Juneau is a jewel of a town.
With just 31,000 residents, it’s also our country’s fifth smallest capital city in terms of population. I would argue that small really is beautiful and by embracing that smallness, we can keep Juneau affordable and livable well into the future.
For over a year, proponents of a new performing arts center (JACC) have mounted a promotional campaign to convince Juneau voters to help pay for construction of an oversized 44,500-square-foot, two-story, $26 million facility. (For perspective, Centennial Hall is 19,680 square feet.)
Some supporters signed on early when the original concept was somewhat more modest and no public funding was anticipated. After plans ballooned and the cost exploded, many community members began questioning the scale and price tag of a project that now demands our tax dollars.
Promoters seem to suggest that the arts in Juneau are in a state of emergency. Yet somehow, as a JACC zealot tells us, the Western States Arts Foundation ranks Juneau as one of the country’s top 10 small cities for creative vitality and vibrancy.
We’ve been admonished that “Juneau is the only capital city in the country without a performing arts center.”
Well, we’re also the only capital city in the country without road access — unlike Santa Fe, New Mexico, a capital city which some suggest should be our model.
Santa Fe (population 84,000) is located within an hour’s drive of Albuquerque (population 560,000) and in comfortable driving distance of numerous communities in the four states bordering New Mexico. That makes it relatively easy and inexpensive for visitors to access and support its cultural resources.

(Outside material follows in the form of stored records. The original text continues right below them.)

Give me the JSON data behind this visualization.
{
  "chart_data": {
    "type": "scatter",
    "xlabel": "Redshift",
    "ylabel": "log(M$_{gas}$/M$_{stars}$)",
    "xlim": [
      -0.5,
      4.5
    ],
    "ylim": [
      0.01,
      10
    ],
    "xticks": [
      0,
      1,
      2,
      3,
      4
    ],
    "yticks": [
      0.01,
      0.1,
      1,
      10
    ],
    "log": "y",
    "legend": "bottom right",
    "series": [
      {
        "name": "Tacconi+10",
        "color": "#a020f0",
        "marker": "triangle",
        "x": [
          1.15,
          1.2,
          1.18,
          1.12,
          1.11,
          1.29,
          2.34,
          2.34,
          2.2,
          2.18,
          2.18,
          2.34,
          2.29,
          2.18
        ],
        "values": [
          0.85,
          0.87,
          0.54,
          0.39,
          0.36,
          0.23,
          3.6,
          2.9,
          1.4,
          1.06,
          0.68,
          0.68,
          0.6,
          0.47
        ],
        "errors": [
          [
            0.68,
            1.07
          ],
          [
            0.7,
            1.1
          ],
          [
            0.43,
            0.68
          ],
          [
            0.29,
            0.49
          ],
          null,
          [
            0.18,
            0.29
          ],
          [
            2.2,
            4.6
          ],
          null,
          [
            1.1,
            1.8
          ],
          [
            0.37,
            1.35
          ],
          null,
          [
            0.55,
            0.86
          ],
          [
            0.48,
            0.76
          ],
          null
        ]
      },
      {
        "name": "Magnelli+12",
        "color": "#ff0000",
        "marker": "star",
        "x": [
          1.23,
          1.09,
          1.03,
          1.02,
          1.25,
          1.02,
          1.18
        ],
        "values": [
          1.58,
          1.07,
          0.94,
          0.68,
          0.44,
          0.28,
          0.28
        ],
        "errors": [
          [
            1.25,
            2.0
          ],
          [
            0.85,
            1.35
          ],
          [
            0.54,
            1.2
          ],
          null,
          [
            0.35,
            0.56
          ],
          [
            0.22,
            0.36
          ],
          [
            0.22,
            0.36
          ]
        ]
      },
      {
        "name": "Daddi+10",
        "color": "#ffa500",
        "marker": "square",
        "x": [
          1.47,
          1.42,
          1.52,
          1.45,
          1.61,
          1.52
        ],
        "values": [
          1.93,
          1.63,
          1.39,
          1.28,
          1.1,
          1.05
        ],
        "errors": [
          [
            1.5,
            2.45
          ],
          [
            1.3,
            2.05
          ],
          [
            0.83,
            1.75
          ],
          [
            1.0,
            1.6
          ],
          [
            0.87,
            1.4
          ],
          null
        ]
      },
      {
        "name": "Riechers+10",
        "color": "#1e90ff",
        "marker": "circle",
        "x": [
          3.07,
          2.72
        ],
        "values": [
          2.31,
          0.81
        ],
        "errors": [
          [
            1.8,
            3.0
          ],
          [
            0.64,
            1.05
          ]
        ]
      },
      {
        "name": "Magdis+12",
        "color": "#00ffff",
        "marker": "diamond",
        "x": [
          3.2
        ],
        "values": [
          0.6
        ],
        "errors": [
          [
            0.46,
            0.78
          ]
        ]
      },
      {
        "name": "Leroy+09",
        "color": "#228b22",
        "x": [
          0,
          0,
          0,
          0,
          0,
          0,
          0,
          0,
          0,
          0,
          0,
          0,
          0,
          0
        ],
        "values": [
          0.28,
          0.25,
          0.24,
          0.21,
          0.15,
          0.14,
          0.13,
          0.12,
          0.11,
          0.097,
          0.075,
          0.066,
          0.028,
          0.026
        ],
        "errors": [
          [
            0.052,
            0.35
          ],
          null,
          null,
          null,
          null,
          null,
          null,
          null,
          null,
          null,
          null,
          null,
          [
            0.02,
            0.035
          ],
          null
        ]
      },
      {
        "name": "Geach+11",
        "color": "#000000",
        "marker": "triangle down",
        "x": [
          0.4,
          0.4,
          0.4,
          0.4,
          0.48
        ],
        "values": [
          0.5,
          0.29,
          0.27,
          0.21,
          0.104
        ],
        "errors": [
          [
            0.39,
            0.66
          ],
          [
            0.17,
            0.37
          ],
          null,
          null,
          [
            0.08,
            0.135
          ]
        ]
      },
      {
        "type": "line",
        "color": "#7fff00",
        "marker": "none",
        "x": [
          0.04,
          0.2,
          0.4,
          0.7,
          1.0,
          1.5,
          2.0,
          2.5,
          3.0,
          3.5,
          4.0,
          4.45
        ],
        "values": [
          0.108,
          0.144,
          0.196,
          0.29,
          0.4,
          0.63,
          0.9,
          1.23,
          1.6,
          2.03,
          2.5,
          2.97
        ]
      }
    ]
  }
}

But Juneau could be the Native art capital of the Northwest if only we had a $26 million performing arts center?
I would submit that Juneau has a world-class Native arts presence on display at both the Walter Soboleff cultural and research center, and especially in the galleries of the Father Andrew P. Kashevaroff Library, Archives and Museum Building.
Perhaps more correctly, Juneau could be (and have) just about anything we wanted if we only had a road — and a growing population. But we don’t have either.
The arguments for a 44,500-square-foot JACC deny the stark reality of the state budget and Juneau’s demographics.
Here’s an inconvenient metric to ponder: According to the Alaska Department of Education and Early Development, in 1998-1999, Juneau’s K-12 school enrollment totaled 5,740. By the 2018-2019 school year, K-12 enrollment had dropped to 4,567.
A 44,500-square-foot JACC will require an ever-expanding universe of patrons to meet the revenue projections proponents claim are possible. How will they manage expenses without undercutting the competition and diminishing the rental income streams of smaller venues?
What’s sorely missing from this conversation is a sense of proportion and a measure of modesty. That old-fashioned virtue shows up in another capital city.
About equal in population to Juneau is Helena, Montana. Helena is also a highly cultured community with a history as a regional center for the performing arts.
In 1976 Helena’s municipal offices moved from the (1919) Algeria Shrine Temple to the renovated (1904) federal building, and the Algeria Shrine was converted to a convention/civic center akin to Juneau’s Centennial Hall.
Then, in 1991, Helena transformed its (1894) Lewis and Clark County Jail into a performing arts center, and named it for actress Myrna Loy, who grew up down the street. The community raised the funds to renovate the historic downtown structure into a state-of-the-art venue for concerts, films, art exhibits, and arts education experiences. Known as one of the most vibrant small arts organizations in the rural West, the Myrna Loy is a fully equipped facility with an auditorium, theatre and gallery. And it’s about 7,500 square feet.
Helena embraced its “smallness” and with creativity, but not puffery, re-imagined and re-purposed existing buildings.
Not Juneau.
Rather than propose a less ambitious project, or attempt the hard work of an innovative remodel or inspired addition to Centennial Hall, our glitterati demanded big and brand new. City leaders swooned and got in line.
Perhaps we’re not that creative after all.
I’m voting “no” on Proposition 3.
• Paulette Simpson resides in Douglas. My Turns and Letters to the Editor represent the view of the author, not the view of the Juneau Empire.